Quote:
Originally Posted by statmanhal
We are getting a little more action on this forum thanks mostly to heehaww. I’m no heehaww by any means and also no Euclid but I have fun doing this even if no one else does. So, my next Math Crazy gem is the following:
Consider a heads up game where each player Is dealt two cards from a deck consisting of 2,2, 3,3, 4,4; thus, there are 3 possible pairs; twos, threes and fours.
If player A is dealt a pair, then there are only two pairs left so the probability you get a pair is reduced.
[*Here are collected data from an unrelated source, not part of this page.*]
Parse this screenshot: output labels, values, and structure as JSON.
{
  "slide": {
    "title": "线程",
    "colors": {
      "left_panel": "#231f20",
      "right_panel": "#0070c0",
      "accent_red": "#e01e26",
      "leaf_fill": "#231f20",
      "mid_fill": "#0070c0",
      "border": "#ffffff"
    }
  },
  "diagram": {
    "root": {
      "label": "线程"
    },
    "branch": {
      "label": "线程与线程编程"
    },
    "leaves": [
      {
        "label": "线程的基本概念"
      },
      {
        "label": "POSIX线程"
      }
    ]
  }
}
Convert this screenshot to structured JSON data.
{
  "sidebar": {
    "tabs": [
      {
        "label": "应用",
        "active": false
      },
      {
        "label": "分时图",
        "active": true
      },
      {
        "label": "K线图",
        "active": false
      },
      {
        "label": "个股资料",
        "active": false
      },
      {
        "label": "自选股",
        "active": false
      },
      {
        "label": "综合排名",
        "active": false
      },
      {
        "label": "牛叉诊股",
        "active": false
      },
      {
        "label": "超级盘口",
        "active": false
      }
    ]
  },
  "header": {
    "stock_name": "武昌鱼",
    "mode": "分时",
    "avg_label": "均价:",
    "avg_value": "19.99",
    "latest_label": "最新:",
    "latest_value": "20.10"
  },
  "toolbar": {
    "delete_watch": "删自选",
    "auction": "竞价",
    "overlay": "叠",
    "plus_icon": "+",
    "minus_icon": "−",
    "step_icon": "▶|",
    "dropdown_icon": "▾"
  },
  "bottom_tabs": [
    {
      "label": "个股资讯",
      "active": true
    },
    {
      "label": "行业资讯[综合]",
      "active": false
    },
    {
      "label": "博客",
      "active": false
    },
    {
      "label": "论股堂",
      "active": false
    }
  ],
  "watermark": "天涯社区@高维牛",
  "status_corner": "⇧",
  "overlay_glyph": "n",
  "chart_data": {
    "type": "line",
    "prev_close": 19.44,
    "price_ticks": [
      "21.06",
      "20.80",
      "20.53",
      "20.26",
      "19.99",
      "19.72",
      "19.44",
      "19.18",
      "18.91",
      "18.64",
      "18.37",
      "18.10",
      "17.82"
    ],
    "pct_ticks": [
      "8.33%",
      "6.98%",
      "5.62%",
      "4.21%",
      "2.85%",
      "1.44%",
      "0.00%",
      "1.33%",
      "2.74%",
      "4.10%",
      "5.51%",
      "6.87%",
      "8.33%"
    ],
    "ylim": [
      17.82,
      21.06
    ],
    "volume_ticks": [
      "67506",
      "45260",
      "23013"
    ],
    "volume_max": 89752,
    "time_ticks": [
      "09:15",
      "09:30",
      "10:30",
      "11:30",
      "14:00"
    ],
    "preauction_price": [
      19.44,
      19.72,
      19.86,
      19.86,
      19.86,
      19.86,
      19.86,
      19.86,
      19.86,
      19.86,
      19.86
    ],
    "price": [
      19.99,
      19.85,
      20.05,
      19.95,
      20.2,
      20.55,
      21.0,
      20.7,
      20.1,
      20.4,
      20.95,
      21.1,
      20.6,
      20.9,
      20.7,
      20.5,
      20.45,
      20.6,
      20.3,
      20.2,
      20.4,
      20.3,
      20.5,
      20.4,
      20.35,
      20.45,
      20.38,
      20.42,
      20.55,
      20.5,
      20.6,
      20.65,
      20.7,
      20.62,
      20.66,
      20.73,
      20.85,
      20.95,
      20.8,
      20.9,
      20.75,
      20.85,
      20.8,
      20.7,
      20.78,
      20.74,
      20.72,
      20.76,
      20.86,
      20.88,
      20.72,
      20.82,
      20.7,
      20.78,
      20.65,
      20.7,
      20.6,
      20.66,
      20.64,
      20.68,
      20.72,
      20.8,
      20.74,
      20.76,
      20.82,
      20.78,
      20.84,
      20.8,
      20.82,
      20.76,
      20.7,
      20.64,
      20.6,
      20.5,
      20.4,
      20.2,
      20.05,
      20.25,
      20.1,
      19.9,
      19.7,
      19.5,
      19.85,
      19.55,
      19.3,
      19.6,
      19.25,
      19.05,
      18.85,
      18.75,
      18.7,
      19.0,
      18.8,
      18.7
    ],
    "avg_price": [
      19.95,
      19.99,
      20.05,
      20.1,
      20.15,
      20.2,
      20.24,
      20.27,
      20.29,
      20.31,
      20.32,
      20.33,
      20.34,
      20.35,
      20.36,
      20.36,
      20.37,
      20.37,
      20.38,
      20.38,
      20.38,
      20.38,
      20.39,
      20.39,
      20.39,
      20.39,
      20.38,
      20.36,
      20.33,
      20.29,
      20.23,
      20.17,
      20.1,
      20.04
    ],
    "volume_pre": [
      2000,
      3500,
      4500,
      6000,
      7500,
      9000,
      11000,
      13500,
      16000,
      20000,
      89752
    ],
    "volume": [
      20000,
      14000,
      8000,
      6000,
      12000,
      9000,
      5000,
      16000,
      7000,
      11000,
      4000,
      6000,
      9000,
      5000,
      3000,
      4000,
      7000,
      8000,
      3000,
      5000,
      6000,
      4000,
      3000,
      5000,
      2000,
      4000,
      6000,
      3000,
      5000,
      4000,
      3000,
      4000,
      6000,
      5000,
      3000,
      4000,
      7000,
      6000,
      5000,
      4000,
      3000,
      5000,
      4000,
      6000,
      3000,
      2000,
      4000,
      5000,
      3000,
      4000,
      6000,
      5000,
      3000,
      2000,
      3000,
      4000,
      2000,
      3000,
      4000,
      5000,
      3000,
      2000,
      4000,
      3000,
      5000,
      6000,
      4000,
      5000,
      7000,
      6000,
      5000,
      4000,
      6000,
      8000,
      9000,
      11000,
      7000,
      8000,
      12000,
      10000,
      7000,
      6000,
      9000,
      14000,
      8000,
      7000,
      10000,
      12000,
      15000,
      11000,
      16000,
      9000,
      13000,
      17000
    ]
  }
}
Correct?
Think of a quick answer without calculation then see the solution??? below.
Answer
There are 6 cards and C(6,2) = 15 ways for two cards to be dealt to a player. And 3 of those ways are pairs. Therefore, the probability a player is dealt a pair is 3/15.
A simpler way -- given a first card is dealt, then to have it pair, only 1 of the remaining 5 cards can give a pair, for a probability of 1/5
Whoa, why two different answers???
In the spirit of the thread I will let the bold question go. However you never did provide a solution for the probability that player 2 gets a pair given that player 1 has one. There are 4 cards so C(4,2) = 6 possible combos, of which 2 are pairs, so the probability of player 2 having a pair if player 1 does is 2/6.
Alternatively player 2 gets a first card. There are now 3 remaining possible second cards, one of which pairs the first. Thus we get 1/3. Wow! Two different answers again!